Mide bulantısı, kasılma nöbetleri, ağızdan beslenme zorluğu gibi primer sancıları dindiğinden çevresi ile ilgilenmeye başladı, etraftan öylesine haberdar ki:
- Eve geldiğimde üzerime koşarak beni öpmeye gelen Doruk’un çığlığı ile Sarp'ın eve gelişimi anladığında içerden bana seslenişlerini duyan, en gaddar acımasız bir yüreğe dahi “Bir Kalp Taşıdığını Hissettirir" şiddette o seslenişin etkisi,
- Sandalyesinde oturmaktan rahatsız olduğunda rahatsızlığını dile getirişini görmek,
- Kucağımda iken, başka kimseye yapmadığı sadece annesi ile yapmaktan haz duyduğu, o kafa hareketi ile tenime burnunu, yanağını değdirmek için kafasını çevirmeye çalışırken ki gayretini görmek,
S-Saatlerce uyumayıp benim işten gelmemi bekleyerek kucağımda bulduğu huzurla bebekler gibi uykuya geçişini izlemek,
- İstemediği kişilerin kucağına gittiğinde türlü türlü direnişler göstererek “İTİRAZ” ettiğini görmek,
- Anne kucağında iken ona bebeklik zamanlarında öğrettiğim ilk kelimeyi “Avvvvv” diye haykırırken harcadığı insan üstü gayreti görmek ve annenin bunula mutlu olduğunun farkında oluşunu hissetmek;
- Sadece anne ve baba kucağında koynuna kondurulan öpücüklerle kahkahalarını dinlemek,
- Kullandığımız ilaçta yapılan değişiklikle “Çevreden daha haberdar”, algılarının daha açık olduğunu görmek,
- Sabahın en erken saatleri de olsa; uyandığında birinin onun yanına gitmesini isteyerek çıkardığı o sesleri yattığım yerden büyük bir haz ve şükürle dinlemek,
- Verdiğimiz bir uyaran sayesinde kahkaha attığını görmek…
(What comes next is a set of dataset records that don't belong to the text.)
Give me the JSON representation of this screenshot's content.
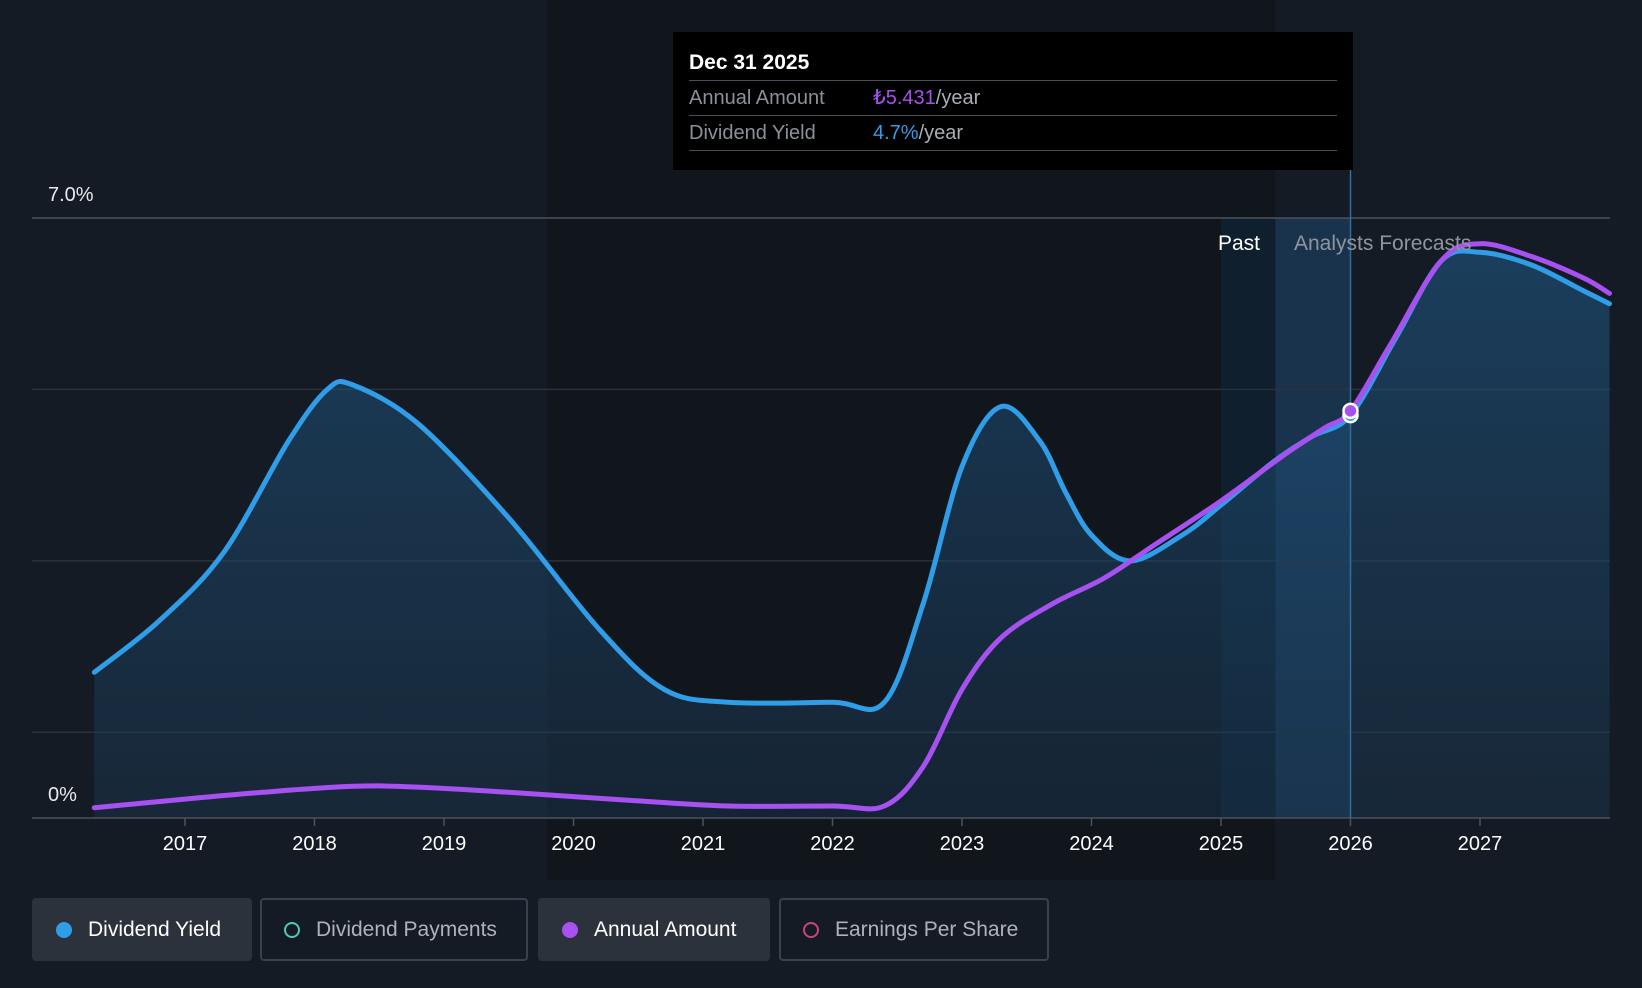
{
  "tooltip": {
    "date": "Dec 31 2025",
    "annual_amount_label": "Annual Amount",
    "annual_amount_value": "₺5.431",
    "annual_amount_unit": "/year",
    "dividend_yield_label": "Dividend Yield",
    "dividend_yield_value": "4.7%",
    "dividend_yield_unit": "/year"
  },
  "regions": {
    "past_label": "Past",
    "forecast_label": "Analysts Forecasts"
  },
  "legend": [
    {
      "label": "Dividend Yield",
      "color": "#2f9de8",
      "active": true,
      "filled": true
    },
    {
      "label": "Dividend Payments",
      "color": "#4fc9b8",
      "active": false,
      "filled": false
    },
    {
      "label": "Annual Amount",
      "color": "#a651f0",
      "active": true,
      "filled": true
    },
    {
      "label": "Earnings Per Share",
      "color": "#c8447a",
      "active": false,
      "filled": false
    }
  ],
  "chart_data": {
    "type": "line",
    "ylim": [
      0,
      7.0
    ],
    "y_tick_labels": [
      "7.0%",
      "0%"
    ],
    "xlim": [
      2016.0,
      2028.0
    ],
    "x_ticks": [
      2017,
      2018,
      2019,
      2020,
      2021,
      2022,
      2023,
      2024,
      2025,
      2026,
      2027
    ],
    "grid": true,
    "past_end": 2025.42,
    "highlight_x": 2026.0,
    "series": [
      {
        "name": "Dividend Yield",
        "color": "#2f9de8",
        "area": true,
        "points": [
          [
            2016.3,
            1.7
          ],
          [
            2016.8,
            2.3
          ],
          [
            2017.3,
            3.1
          ],
          [
            2017.8,
            4.4
          ],
          [
            2018.1,
            5.0
          ],
          [
            2018.3,
            5.05
          ],
          [
            2018.8,
            4.6
          ],
          [
            2019.5,
            3.5
          ],
          [
            2020.2,
            2.2
          ],
          [
            2020.7,
            1.5
          ],
          [
            2021.2,
            1.35
          ],
          [
            2022.0,
            1.35
          ],
          [
            2022.4,
            1.35
          ],
          [
            2022.7,
            2.5
          ],
          [
            2023.0,
            4.1
          ],
          [
            2023.3,
            4.8
          ],
          [
            2023.6,
            4.4
          ],
          [
            2023.8,
            3.8
          ],
          [
            2024.0,
            3.3
          ],
          [
            2024.3,
            3.0
          ],
          [
            2024.7,
            3.3
          ],
          [
            2025.0,
            3.65
          ],
          [
            2025.4,
            4.15
          ],
          [
            2025.7,
            4.45
          ],
          [
            2026.0,
            4.7
          ],
          [
            2026.35,
            5.6
          ],
          [
            2026.7,
            6.5
          ],
          [
            2027.0,
            6.6
          ],
          [
            2027.4,
            6.45
          ],
          [
            2027.8,
            6.15
          ],
          [
            2028.0,
            6.0
          ]
        ]
      },
      {
        "name": "Annual Amount",
        "color": "#a651f0",
        "area": false,
        "points": [
          [
            2016.3,
            0.12
          ],
          [
            2017.0,
            0.22
          ],
          [
            2017.6,
            0.3
          ],
          [
            2018.3,
            0.37
          ],
          [
            2018.8,
            0.36
          ],
          [
            2019.5,
            0.3
          ],
          [
            2020.5,
            0.2
          ],
          [
            2021.2,
            0.14
          ],
          [
            2022.0,
            0.14
          ],
          [
            2022.4,
            0.14
          ],
          [
            2022.7,
            0.6
          ],
          [
            2023.0,
            1.5
          ],
          [
            2023.3,
            2.1
          ],
          [
            2023.7,
            2.5
          ],
          [
            2024.1,
            2.8
          ],
          [
            2024.5,
            3.2
          ],
          [
            2025.0,
            3.7
          ],
          [
            2025.5,
            4.25
          ],
          [
            2025.8,
            4.55
          ],
          [
            2026.0,
            4.75
          ],
          [
            2026.3,
            5.5
          ],
          [
            2026.7,
            6.5
          ],
          [
            2027.0,
            6.7
          ],
          [
            2027.4,
            6.55
          ],
          [
            2027.8,
            6.3
          ],
          [
            2028.0,
            6.12
          ]
        ]
      }
    ]
  }
}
Bu duygular sanırım bir annenin evladı ilk yürüdüğü anda yaşadığı mutluluğunu gölgede bırakacak kadar sevindirici şeyler.
Tüm bu mucizeleri bana yaşatan bu güzel çocuğun, dünyaya geliş sebepleri de öylesine çok ki, saymakla bitiremiyorum. Onun çevresinde oluşan bu güzel zincirin içine diğer Canavan hastası bebekleri alması, kendi sahip olduğu her türlü imkânı diğer bebeklere de sağlamak için oluşan zincire her yeni gün yeni bir halka eklenmesi, hiç tanımadığı bilmediği kardeşleri için alınan her yeni tekerlekli sandalye, ayakta durma cihazı, gönderilen her bir sarf malzeme ile hissettiğimiz ve bizim ayakta durmamızı sağlayan o dualar hiçbir şeyle değişilmeyecek kadar değerli bizim için.
Her bir hücremle sevdiğim bu güzel oğlanın daha niceöğretileri vareminim! Güzel günlerin bizi beklediğine emin olduğum kadar!